Nowadays I’d call the books bandes desinees, but back then they were utterly indescribable. Beautiful, magical, huge impenetrable works that made sense only in the sense of their visual storytelling, because I was eight, and French may as well have been Klingon to me. The experience was all about the interplay of picture and text in the purest possible sense. The closest I’ve been to that feeling since is reading some of Rick Griffin and Victor Moscoso’s work in Zap reprints, where they would abandon narrative clarity in favour of the sheer panel-to-panel rush of tumbling pictures. Too add to the effect, their speech bubbles would frequently be filled with heiroglyphs, or squiggles. I had a twinge of nostalgia in reading those works, although I’d never seen them before, and I blame that on my early TinTin readings. I found joy in the knowing and simultaneous not knowing what was happening.
I couldn’t leave those books alone. Lunchtime, breaktime, there I was, the quiet, bookish spectacled child (no change there, I’m afraid), hunkered in a corner, buried in an Asterix. It became an addiction. So I was regularly pulled up for having a copy of Asterix Et Les Britons (imagine the headmangling I took for seeing English habits through a French lens, in a language I didn’t understand, and being too shy to ask why all the British warriors stopped fighting at four o’clock for cups of l’eau chaud) or Les Tresor Des Red Rackham open on my lap when I was supposed to be concentrating on my maths.
Which explains two things. My enduring love of comics, and my inability to add up without using my fingers.
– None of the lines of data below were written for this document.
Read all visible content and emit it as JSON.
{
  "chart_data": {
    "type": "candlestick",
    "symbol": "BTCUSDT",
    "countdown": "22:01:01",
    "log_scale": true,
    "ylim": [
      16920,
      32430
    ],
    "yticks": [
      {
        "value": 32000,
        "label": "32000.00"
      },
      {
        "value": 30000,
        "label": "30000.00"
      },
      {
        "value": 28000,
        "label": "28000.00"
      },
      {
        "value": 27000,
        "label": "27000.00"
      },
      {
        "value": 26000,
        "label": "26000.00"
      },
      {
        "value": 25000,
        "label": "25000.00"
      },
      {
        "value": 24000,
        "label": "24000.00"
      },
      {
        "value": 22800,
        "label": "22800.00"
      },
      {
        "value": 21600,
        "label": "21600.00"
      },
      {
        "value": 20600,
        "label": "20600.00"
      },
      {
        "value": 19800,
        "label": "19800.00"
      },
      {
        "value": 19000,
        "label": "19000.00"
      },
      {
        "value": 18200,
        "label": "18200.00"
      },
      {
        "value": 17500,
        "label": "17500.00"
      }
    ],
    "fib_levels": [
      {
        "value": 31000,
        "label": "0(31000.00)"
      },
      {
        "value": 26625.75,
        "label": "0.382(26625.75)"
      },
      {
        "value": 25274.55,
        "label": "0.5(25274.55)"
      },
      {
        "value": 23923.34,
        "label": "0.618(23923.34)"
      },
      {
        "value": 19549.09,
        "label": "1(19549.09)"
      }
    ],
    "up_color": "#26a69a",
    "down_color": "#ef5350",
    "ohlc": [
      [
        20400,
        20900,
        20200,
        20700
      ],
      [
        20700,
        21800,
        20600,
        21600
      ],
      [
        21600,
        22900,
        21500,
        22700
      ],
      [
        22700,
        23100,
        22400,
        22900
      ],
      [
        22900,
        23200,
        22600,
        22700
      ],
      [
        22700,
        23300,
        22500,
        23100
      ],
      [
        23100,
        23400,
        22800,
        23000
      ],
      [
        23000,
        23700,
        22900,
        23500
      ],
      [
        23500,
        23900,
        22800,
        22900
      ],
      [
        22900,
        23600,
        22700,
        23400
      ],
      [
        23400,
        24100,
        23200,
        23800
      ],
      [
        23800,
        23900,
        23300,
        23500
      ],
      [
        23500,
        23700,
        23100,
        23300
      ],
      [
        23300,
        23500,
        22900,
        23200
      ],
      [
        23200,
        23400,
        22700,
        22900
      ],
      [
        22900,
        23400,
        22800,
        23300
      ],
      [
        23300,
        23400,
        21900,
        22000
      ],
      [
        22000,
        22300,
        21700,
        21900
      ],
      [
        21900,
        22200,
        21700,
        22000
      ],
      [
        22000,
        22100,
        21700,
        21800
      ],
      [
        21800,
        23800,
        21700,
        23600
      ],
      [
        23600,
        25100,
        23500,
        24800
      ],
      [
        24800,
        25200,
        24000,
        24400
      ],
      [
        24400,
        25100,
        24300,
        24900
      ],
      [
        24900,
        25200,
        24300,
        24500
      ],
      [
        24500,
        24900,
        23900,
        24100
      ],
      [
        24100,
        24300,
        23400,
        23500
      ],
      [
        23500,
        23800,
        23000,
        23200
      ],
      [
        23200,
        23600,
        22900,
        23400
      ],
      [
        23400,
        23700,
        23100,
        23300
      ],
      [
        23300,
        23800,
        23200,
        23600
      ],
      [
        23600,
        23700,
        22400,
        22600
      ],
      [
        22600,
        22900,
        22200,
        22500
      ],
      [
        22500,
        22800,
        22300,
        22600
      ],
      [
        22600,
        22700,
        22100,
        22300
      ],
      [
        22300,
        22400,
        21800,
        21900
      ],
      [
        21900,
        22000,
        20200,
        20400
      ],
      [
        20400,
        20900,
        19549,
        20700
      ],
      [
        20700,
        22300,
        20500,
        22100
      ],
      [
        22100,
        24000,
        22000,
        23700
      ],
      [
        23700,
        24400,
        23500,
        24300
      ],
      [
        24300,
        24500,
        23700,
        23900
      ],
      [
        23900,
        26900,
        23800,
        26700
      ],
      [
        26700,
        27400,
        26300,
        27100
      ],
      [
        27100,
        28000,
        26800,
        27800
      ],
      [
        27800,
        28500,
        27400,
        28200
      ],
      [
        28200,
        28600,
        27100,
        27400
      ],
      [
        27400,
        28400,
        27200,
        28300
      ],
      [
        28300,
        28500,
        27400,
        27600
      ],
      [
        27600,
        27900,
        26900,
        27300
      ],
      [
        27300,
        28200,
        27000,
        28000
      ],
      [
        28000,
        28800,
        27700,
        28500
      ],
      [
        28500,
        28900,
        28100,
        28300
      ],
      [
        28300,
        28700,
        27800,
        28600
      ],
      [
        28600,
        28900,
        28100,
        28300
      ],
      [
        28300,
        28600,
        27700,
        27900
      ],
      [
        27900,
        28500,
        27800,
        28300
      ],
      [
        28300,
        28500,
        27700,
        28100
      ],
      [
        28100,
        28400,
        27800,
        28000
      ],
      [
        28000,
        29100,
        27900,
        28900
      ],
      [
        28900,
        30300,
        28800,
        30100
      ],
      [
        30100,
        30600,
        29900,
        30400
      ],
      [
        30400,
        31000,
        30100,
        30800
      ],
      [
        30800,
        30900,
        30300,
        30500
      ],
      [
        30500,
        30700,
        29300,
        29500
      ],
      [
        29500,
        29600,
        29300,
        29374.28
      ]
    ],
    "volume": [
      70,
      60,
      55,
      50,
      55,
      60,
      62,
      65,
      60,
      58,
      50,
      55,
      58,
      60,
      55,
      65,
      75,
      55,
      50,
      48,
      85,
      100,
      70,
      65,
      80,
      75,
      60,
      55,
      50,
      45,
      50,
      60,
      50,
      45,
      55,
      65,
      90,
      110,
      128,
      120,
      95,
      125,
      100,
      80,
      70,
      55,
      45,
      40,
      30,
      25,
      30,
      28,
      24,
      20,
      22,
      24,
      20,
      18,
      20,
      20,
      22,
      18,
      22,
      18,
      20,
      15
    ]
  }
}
Thinking about it, I was grokking those books rather than reading them. Scuse the Heinlein.
The other source of comicy goodness when I was little came from my Uncle Doug. I will, with his permission, talk more about my Heavy Metal Uncle at a later date, but for now let’s just discuss his exquisite good taste. Doug had a cupboard full of carefully boxed Corgi Bond cars, which I and my brother gleefully trashed in frantic reenactments of the car chases from Goldfinger. Doug had a cupboard full of mid-60’s TinTin reprints, which I snorted. They were familiar and strange at the same time. Guns suddenly went Bang instead of PAN. Snowy’s bark was just that, instead of the AIIIooo that Herge had written for him.
But this was just the core of the motherlode. He also had a pile of Marvel and Mad annuals, and it was these that well and truly spun my head the wrong way on it’s thread. Early adventures of the Avengers and Iron Man were snarfed next to the exquisite parodies and appalling jokes of Mort Drucker, Don Martin, Wally Wood and (yes, finally, we get to the point) Will Elder.
The news last week that Will had died at the age of ninety-five dried something up in me. I would spend hours poring over the insanely detailed artwork he would regularly fire off for Mad. Here’s an example that seems to be popping up quite a bit in the backwash of the announcement: RESTAURANT.
He was an extraordinary draughtsman, an amazing storyteller, and to my mind should be lauded with the guy I frequently used to mix him up with, Will Eisner. Through such errors are other great connections made. It should be pointed out, though, that you only assert that Will Elder created The Spirit to a comics-literate crowd once. Believe me, the memory still brings a flush up my collar.
Will Elder’s work was a gateway to some serious influences on my creative life, and fostered an enduring love in clean, cartoony and complex illustration. It’s a heartcracker that he’s gone, but I’m forever grateful for the path on which he put me.
Hey Will, how’s yer ma?
…and the quote of the day…
Katherine has a pink button on her backpack which reads “I’m not shy, I’m studying my prey.”